Stekelbaarsjes als huisdier

Stekelbaarsjes als huisdier

Stekelbaarsje. Foto Koos Dijksterhuis
Stekelbaarsje. Foto Koos Dijksterhuis

Een vriend van me heeft in zijn tuin een aquarium vol slootwater. “Ik kweek watervlooien”, verklaart hij. Hoezo? “Voor de stekelbaarsjes.” Vriend zat als kind net als ik in de christelijke jeugdbond voor natuurstudie en hoewel dat christelijke sleet, is zijn natuurstudie nog even jeugdig. Hij heeft nu kinderen en kan met hen als dekmantel ongegeneerd met een netje in de sloot spatteren. Ook kijkt hij graag door een duikbril onder water. Als hij daarover vertelt, raakt hij in vervoering. Hij moet er voor op pad, want er zijn in Nederland weinig sloten waar het water nog doorzichtig en visrijk is. Drijf- en kunstmest maken het troebel.

In de provincie Groningen zijn relatief veel schone sloten. De boeren en waterschappen hebben er ontdekt dat de waterkwaliteit stukken beter wordt als ze rietkragen grotendeels laten staan en slechts af en toe maaien. Riet zuivert het water. De vis- en vogelstand neemt toe en het laten staan van riet scheelt een boel tijd en brandstof.
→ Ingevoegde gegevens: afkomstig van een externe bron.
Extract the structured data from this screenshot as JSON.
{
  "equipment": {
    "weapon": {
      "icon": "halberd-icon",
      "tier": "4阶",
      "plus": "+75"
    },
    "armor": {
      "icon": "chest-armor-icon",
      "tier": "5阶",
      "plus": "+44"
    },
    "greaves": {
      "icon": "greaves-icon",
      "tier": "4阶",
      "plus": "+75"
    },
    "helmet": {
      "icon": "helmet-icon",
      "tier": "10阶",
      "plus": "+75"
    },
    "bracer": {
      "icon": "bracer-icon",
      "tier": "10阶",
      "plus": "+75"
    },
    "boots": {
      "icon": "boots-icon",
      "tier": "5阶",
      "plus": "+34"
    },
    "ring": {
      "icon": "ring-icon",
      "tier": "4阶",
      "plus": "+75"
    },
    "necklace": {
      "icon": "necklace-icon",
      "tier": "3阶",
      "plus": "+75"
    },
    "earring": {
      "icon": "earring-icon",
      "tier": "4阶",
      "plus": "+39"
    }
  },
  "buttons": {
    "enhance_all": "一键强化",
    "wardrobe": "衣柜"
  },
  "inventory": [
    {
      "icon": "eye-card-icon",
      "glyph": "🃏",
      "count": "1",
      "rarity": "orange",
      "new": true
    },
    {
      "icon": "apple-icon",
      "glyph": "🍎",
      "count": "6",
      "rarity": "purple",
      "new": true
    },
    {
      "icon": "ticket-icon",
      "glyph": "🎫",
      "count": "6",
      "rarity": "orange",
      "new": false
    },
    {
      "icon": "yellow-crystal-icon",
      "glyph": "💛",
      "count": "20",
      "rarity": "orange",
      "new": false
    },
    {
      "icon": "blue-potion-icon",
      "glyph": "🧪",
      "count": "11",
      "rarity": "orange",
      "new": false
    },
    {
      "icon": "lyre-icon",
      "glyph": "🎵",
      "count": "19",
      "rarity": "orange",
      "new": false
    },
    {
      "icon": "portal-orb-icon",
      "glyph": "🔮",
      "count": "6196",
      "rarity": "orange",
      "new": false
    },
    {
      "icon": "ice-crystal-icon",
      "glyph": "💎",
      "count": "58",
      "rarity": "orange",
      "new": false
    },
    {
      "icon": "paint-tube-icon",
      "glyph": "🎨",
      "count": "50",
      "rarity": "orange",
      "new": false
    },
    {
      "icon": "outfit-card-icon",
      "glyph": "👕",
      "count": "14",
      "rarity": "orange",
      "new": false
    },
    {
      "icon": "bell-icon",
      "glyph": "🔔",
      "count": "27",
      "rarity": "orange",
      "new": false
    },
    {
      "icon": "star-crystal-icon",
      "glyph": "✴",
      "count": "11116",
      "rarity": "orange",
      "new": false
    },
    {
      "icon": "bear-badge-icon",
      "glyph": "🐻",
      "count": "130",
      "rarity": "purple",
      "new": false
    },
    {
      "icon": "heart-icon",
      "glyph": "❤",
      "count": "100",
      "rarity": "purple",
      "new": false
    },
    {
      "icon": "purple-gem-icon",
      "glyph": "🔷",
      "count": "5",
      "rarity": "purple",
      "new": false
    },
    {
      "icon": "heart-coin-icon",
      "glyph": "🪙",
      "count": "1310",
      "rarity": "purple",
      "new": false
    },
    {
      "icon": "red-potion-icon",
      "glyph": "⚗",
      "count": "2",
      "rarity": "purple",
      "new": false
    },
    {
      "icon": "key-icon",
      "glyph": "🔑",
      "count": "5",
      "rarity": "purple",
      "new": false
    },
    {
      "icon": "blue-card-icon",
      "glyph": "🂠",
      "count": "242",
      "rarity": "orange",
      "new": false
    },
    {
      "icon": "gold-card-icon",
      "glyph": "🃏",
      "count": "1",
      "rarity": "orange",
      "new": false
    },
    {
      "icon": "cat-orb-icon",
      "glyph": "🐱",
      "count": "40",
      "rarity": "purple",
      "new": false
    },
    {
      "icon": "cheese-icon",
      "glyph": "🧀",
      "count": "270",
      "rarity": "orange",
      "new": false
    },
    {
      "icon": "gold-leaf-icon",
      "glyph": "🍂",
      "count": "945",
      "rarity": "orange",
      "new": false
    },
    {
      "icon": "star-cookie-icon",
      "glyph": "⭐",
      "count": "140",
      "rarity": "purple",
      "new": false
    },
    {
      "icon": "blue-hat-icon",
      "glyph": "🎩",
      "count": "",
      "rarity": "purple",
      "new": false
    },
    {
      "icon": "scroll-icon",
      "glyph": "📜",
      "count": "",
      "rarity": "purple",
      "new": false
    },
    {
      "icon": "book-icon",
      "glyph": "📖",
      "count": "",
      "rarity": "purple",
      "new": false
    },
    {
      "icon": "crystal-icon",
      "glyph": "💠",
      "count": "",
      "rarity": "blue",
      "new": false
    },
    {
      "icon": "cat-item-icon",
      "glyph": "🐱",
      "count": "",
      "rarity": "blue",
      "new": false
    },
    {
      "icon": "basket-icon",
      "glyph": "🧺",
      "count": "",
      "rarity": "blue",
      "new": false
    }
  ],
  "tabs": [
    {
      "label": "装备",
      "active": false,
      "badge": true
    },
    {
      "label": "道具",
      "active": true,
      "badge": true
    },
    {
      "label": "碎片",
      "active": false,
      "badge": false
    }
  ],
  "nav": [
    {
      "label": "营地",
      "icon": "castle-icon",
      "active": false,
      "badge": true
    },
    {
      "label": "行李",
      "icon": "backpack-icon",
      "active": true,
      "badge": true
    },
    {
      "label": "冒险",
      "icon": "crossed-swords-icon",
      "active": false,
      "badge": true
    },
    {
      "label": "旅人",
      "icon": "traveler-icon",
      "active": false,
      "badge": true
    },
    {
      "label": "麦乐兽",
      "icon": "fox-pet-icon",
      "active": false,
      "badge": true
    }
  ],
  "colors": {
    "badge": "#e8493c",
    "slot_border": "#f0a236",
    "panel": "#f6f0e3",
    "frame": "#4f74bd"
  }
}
Vriend vond een begroeide sloot met helder water en ving er driedoornige stekelbaarsjes. Hij houdt er nu twee als huisdier: een mannetje en een vrouwtje. Het mannetje is wat kleiner en heeft een vuurrode buik. Dat heeft ie alleen in de paaitijd. Hij verleidt het vrouwtje door uitdagend te kronkelen voor een zelfgemaakt nest. Daarin hoopt hij haar eitjes te verzamelen, bevruchten en verzorgen.

Een stekelbaarsjesman zou andere mannetjes wegjagen. Die herkent hij aan hun rode buik. Ook een vinger met rode nagellak wordt aangevallen. Vriend heeft slechts één mannetje en één vrouwtje. Als het niet klikt tussen die twee, hebben ze pech, maar het ontbreken van concurrentie zal de kieskeurigheid vast doen slinken.

(Natuurdagboek Trouw vrijdag 17 juni 2016)

DELEN
Reacties zijn gesloten.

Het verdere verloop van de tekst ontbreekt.